なぜ今話題?
作詞家の橋本淳さんが5月21日に肝硬変のため86歳で逝去されたことが報じられ、SNSで追悼の声が相次いでいるんです。アニメ「ルパン三世」の公式アカウントも「映画『ルパン三世 カリオストロの城』主題歌『炎のたからもの』を作詞いただいた」と感謝のメッセージを投稿。昭和の音楽シーンを支えた大物作詞家の訃報に、音楽ファンから惜しむ声が続々と上がっているんですよね。
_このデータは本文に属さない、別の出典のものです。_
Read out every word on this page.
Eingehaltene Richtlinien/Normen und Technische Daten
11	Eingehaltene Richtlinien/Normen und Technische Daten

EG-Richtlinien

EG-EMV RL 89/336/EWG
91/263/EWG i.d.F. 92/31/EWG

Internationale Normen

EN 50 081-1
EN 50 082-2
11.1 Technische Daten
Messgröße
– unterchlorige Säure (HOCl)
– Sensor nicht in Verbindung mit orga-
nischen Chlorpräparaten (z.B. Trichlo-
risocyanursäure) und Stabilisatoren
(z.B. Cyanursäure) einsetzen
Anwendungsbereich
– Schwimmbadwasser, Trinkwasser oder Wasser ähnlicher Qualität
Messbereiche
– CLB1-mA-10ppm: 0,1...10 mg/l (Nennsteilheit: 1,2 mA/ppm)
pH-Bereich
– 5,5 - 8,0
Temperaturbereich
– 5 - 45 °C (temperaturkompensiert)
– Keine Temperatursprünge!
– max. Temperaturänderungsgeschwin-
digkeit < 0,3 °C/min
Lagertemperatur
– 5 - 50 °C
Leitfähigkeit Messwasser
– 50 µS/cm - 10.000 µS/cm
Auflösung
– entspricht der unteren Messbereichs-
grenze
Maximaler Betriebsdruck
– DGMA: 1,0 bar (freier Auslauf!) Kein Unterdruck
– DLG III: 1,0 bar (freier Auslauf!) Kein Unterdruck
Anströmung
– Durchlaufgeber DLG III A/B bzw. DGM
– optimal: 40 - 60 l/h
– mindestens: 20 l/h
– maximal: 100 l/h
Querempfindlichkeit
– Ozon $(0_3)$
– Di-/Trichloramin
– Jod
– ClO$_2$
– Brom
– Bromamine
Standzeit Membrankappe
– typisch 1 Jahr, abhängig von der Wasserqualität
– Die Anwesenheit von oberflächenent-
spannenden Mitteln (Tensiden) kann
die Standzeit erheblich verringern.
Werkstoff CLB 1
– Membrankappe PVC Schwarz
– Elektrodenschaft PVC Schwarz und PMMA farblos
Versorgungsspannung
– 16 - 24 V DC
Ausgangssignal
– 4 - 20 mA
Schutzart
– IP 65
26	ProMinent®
橋本淳さんは生涯で2000曲以上の歌詞を手がけた、まさに「最も売れたGS作詞家」と呼ばれる存在なんです。いしだあゆみさんとのエピソードも語り継がれており、その功績は日本のポップスの歴史そのものと言えるほどなんですよ。
注目のポイント
橋本淳さんの名前を聞いてもピンとこない人も多いかもしれません。でも「ブルー・ライト・ヨコハマ」「亜麻色の髪の乙女」「銀河鉄道999」(TV版)といった曲名を聞けば、あの懐かしいメロディが頭に流れ込んでくるんじゃないでしょうか。これら全部が橋本淳さんの作詞なんです。さらには冒頭で紹介した「ルパン三世 カリオストロの城」の「炎のたからもの」までもが。つまり、世代を超えて愛される数々の名曲の数々が、すべてこの人の手によって生み出されていたわけなんですよね。
1960年代のグループサウンズ(GS)ブームの時代から、その後の歌謡曲まで、時代とともに音楽の流れを見守ってきたのが橋本淳さんなんです。当時の多くのバンドが洋楽カバーは上手くても、オリジナル曲を作ると歌謡曲になってしまうというジレンマを抱えていた中で、橋本淳さんはそうした時代の空気を巧みに歌詞に込めていったんですよ。例えば、1969年に内田裕也とザ・フラワーズが発表した「ファンタジック・ガール」も、メロディは歌謡曲的でありながらも、当時の時代性を表現する歌詞で聴き手の心をつかんでいたんです。
SNS上では、橋本淳さんの作風を「第三京浜歌謡」や「ドライブもの」と表現する声も上がっているんです。これは夜間のドライブシーンで耳にしたい、ちょっと寂しくもポップなメロディという意味なんだと思われます。つまり、橋本淳さんが生み出した歌詞は、単なる歌謡曲の枠を超えて、日本の情景や空気感そのものを表現していた、ということなんですよね。
2000曲以上という数字からも分かるように、橋本淳さんの仕事量は尋常ではありませんでした。これは毎日毎日、新しい歌詞を書き続けなければ達成できない記録なんです。昭和という時代が求めた音楽に、橋本淳さんはずっと寄り添い続けていたんですよね。